Matra cherche à accommoder les employés qui ont des enfants en offrant des horaires de travail flexibles. Elle s’est aussi efforcée de faire régner le respect et la politesse parmi les employés et les superviseurs.

«Il s’agit de gestes simples, comme dire “bonjour” et “merci”, et d’écouter les travailleurs quand ils ont quelque chose à dire. Les employés veulent être respectés et entendus», explique M. Drouin.

La formation est une autre priorité mise de l’avant. Le nouveau directeur des RH a créé un profil de compétences pour chaque poste et mis en place un processus d’évaluation des employés afin de cerner les lacunes en matière de compétences. L’entreprise oriente ses activités de formation de façon à corriger ces lacunes.

Pour renforcer le processus, M. Drouin a constitué un groupe de travailleurs expérimentés qui servent de formateurs et de mentors auprès des autres employés. «Cela rapproche les superviseurs et les employés et élimine l’incertitude dans l’usine, ce qui contribue à fidéliser les employés.»

Des projets d’automatisation en cours

Enfin, Matra a également mis l’accent sur les gains d’efficacité pour être en mesure d’en faire plus avec le même nombre de travailleurs. Quatre projets d’automatisation sont en cours pour investir dans de l’équipement permettant de réaliser des économies de main-d’œuvre.
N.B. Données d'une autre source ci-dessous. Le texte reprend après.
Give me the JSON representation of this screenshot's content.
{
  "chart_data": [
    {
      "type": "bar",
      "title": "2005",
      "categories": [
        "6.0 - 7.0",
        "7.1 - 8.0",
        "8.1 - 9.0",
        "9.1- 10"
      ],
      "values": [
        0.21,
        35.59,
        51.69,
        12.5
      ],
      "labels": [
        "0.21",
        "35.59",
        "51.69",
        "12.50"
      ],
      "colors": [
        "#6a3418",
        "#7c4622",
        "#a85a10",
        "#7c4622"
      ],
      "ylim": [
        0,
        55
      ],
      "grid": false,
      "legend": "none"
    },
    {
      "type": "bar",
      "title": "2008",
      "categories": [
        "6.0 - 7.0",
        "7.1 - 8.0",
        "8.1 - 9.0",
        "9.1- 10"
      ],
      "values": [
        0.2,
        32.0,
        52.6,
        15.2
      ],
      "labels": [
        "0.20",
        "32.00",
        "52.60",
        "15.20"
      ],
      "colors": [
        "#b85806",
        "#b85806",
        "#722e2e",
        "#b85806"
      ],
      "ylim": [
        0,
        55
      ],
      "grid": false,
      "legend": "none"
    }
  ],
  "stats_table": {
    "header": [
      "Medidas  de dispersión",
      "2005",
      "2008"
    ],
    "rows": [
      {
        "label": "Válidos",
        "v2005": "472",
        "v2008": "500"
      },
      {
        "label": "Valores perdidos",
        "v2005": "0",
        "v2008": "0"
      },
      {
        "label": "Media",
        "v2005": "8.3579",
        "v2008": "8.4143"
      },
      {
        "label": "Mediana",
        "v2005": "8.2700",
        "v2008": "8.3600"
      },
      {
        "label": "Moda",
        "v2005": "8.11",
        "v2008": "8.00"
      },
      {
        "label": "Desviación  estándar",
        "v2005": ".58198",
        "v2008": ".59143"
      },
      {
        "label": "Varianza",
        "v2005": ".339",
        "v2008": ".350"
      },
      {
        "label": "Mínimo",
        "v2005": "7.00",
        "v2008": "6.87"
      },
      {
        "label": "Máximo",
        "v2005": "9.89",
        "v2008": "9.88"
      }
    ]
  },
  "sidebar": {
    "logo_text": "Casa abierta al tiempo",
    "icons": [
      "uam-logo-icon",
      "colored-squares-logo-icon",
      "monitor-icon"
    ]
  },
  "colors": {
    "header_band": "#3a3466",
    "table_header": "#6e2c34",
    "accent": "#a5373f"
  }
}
Les projets comprennent des systèmes de peinture, de tri et d’empilage automatisés, ainsi que des investissements dans des machines à la fine pointe de la technologie pour augmenter l’automatisation dans une usine de granulés de bois qui a été reconstruite à la suite d’un incendie en 2016.
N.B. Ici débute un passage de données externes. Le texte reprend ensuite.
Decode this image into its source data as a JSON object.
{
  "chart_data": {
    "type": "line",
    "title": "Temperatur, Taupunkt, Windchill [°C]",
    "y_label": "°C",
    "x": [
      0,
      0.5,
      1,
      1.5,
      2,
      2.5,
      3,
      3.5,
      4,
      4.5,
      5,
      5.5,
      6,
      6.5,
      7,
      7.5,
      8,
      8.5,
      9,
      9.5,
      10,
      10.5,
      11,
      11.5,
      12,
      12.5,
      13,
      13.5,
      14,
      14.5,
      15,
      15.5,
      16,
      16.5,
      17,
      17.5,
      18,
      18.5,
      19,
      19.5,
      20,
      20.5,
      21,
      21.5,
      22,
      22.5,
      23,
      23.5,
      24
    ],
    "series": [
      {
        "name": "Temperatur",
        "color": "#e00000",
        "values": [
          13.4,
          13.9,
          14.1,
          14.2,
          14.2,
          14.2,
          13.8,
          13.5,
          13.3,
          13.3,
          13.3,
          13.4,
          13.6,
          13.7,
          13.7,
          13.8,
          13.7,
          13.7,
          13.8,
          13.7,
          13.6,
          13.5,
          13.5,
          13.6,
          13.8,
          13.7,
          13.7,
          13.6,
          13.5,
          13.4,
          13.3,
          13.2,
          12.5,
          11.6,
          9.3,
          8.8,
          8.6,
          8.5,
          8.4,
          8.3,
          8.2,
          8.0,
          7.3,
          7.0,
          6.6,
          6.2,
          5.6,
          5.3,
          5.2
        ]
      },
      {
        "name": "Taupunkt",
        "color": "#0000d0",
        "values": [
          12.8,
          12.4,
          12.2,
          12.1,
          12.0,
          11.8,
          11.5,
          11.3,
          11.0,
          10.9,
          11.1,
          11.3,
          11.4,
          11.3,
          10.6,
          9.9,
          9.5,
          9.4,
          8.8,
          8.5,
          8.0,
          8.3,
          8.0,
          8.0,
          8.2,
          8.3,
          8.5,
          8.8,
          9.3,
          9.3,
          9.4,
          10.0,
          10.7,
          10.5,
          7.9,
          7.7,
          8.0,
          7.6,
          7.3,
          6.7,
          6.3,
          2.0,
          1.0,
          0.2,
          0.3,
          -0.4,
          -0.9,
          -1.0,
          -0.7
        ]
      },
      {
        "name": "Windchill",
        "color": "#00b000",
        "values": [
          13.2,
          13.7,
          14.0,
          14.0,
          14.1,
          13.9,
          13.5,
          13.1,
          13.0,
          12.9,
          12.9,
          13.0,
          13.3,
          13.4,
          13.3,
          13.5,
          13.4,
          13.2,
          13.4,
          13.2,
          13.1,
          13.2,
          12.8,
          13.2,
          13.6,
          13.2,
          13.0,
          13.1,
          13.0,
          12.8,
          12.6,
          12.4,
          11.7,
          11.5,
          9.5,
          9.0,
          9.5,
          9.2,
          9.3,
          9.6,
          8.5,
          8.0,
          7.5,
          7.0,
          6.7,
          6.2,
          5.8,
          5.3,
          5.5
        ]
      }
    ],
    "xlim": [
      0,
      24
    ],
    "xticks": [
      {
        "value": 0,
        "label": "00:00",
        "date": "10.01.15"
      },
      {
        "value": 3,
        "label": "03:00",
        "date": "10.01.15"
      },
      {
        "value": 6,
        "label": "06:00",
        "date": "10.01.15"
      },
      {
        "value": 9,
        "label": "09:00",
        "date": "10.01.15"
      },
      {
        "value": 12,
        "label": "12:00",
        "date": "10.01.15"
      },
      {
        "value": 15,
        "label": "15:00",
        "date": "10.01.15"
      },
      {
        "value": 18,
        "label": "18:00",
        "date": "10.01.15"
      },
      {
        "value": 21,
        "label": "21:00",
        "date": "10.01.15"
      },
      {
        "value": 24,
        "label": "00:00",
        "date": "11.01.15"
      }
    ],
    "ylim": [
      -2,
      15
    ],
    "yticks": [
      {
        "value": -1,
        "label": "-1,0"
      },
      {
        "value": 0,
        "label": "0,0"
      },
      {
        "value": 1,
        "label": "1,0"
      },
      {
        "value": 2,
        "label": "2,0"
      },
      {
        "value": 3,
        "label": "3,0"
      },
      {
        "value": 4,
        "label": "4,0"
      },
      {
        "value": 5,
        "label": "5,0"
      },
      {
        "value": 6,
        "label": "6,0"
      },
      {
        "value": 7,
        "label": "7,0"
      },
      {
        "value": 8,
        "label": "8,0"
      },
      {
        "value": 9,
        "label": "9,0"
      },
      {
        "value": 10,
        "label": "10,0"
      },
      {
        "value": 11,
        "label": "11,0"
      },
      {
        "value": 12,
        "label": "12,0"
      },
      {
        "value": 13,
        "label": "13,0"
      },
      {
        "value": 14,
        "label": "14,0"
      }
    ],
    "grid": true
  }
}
M. Drouin prévoit que ces investissements libéreront 19 postes. Les travailleurs ainsi libérés pourront travailler sur les commandes que Matra doit refuser à l’heure actuelle.

«Nous mettons tout en œuvre pour nous adapter aux nouvelles réalités du marché du travail, indique M. Drouin. Nous n’avons pas le choix, si nous voulons que l’entreprise demeure concurrentielle et continue de croître.»